Les professeur-e-s manifestent en masse suite aux pressions exercées par le gouvernement par le biais de lois “secondaires” visant à réformer la loi sur l’éducation, notamment certains aspects liés aux carrières des professeur-e-s. Le corps enseignant exige que le gouvernement modère ses réformes de l’éducation.
Les professeures d’Oaxaca de la section 22 de la Coordination nationale des travailleurs de l’éducation (CNTE) (disponible en espagnol uniquement), un syndicat national de professeur-e-s, ont quitté leurs enfants, leurs communautés et leurs foyers pour revendiquer leurs droits à Mexico, déterminées à poursuivre la lutte contre l’injustice qui provoque leur exclusion.
Contexte politique
La réforme de l’éducation de 2012-2013 au Mexique est un amendement de la Constitution soumis par le Président Enrique Peña Nieto, dans le cadre d’accords et d’engagements établis dans le Pacte pour le Mexique (disponible en espagnol uniquement). L’objectifs fondamental du Pacte est de créer un consensus allant au-delà des différences politiques afin de permettre au Parlement d’adopter les réformes nécessaires en vue de promouvoir la démocratie et la croissance économique, ainsi que de réduire la pauvreté et les inégalités sociales.
La Chambre des députés et le Sénat ont approuvé la réforme de l’éducation en décembre 2012. En février 2013, la réforme a été déclarée constitutionnelle par le Parlement fédéral, promulguée par l’exécutif et publiée au journal officiel de la Fédération. Le 10 septembre 2013, trois lois ont été promulguées, à savoir : la loi générale sur l’éducation, la loi sur l’Institut national pour l’évaluation de l’éducation, et la loi du service professionnel enseignant (disponible en anglais uniquement).

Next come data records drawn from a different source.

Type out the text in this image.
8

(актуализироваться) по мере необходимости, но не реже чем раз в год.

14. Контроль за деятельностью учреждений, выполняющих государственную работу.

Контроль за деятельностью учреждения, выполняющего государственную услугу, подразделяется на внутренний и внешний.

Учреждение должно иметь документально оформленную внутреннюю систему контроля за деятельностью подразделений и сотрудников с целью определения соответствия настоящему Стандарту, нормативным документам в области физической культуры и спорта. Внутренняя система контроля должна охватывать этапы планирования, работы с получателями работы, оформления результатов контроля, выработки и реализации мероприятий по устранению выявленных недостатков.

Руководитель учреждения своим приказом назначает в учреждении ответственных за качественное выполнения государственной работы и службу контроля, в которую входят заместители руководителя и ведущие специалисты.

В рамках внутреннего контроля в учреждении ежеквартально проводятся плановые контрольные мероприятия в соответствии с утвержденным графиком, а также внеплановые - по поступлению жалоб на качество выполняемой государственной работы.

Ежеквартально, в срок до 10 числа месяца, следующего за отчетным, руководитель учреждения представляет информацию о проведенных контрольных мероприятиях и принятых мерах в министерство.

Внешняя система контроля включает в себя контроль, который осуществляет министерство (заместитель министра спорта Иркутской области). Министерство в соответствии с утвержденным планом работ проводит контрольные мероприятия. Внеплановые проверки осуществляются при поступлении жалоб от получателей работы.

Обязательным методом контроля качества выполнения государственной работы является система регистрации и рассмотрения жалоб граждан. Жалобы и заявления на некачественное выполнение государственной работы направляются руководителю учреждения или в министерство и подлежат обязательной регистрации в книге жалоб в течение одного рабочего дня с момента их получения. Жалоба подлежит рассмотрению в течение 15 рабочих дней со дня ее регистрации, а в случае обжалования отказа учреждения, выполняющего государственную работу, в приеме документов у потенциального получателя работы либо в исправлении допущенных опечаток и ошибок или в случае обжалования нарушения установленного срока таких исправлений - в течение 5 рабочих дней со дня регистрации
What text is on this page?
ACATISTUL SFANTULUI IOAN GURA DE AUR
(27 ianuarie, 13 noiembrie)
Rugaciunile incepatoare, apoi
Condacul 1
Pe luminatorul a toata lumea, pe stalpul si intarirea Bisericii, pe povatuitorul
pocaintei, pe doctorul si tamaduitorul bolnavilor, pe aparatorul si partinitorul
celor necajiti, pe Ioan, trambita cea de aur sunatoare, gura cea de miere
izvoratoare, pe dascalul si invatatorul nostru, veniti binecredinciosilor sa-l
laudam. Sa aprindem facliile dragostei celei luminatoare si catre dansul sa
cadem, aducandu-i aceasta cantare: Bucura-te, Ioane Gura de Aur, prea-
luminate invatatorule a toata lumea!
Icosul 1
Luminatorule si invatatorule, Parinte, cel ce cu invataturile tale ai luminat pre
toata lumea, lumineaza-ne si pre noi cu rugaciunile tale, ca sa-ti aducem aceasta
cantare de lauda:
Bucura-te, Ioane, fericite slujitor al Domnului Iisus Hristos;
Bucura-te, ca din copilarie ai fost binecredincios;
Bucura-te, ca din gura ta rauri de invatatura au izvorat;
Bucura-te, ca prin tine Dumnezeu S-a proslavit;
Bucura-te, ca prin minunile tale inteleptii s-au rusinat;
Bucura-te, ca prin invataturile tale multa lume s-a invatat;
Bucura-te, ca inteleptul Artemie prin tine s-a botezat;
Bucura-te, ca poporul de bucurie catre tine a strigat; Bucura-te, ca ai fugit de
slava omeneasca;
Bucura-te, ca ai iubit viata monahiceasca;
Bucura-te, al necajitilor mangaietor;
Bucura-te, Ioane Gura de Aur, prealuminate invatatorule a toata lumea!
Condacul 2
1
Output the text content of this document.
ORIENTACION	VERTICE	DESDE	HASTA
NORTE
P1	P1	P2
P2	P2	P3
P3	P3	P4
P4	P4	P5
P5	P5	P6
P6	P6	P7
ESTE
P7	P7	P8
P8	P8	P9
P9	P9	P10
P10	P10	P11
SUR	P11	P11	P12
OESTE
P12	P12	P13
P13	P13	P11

La réforme a pour but d’imposer un système d’évaluation aux travailleuses et travailleurs de l’éducation, qui couvre l’accès à la profession, l’évolution de carrière et le maintien en poste sur le lieu de travail. Les écoles mexicaines présentent des coûts relatifs plus élevés et des résultats médiocres par rapport à n’importe quel autre des 34 pays membres de l’Organisation de coopération et de développement économiques (OCDE). C’est pourquoi l’évaluation est basée sur les critères de l’OCDE.
La structure de gestion des institutions éducationnelles est également en cours de réforme. Le syndicat considère cette réforme extrêmement nocive car elle établit que l’État mexicain ne fait plus partie du processus de financement du fonctionnement des institutions éducationnelles. Le coût de fonctionnement des cantines scolaires, l’entretien des infrastructures et la fourniture de services tels que l’eau et l’électricité seront à la charge des établissements scolaires et des parents d’élèves.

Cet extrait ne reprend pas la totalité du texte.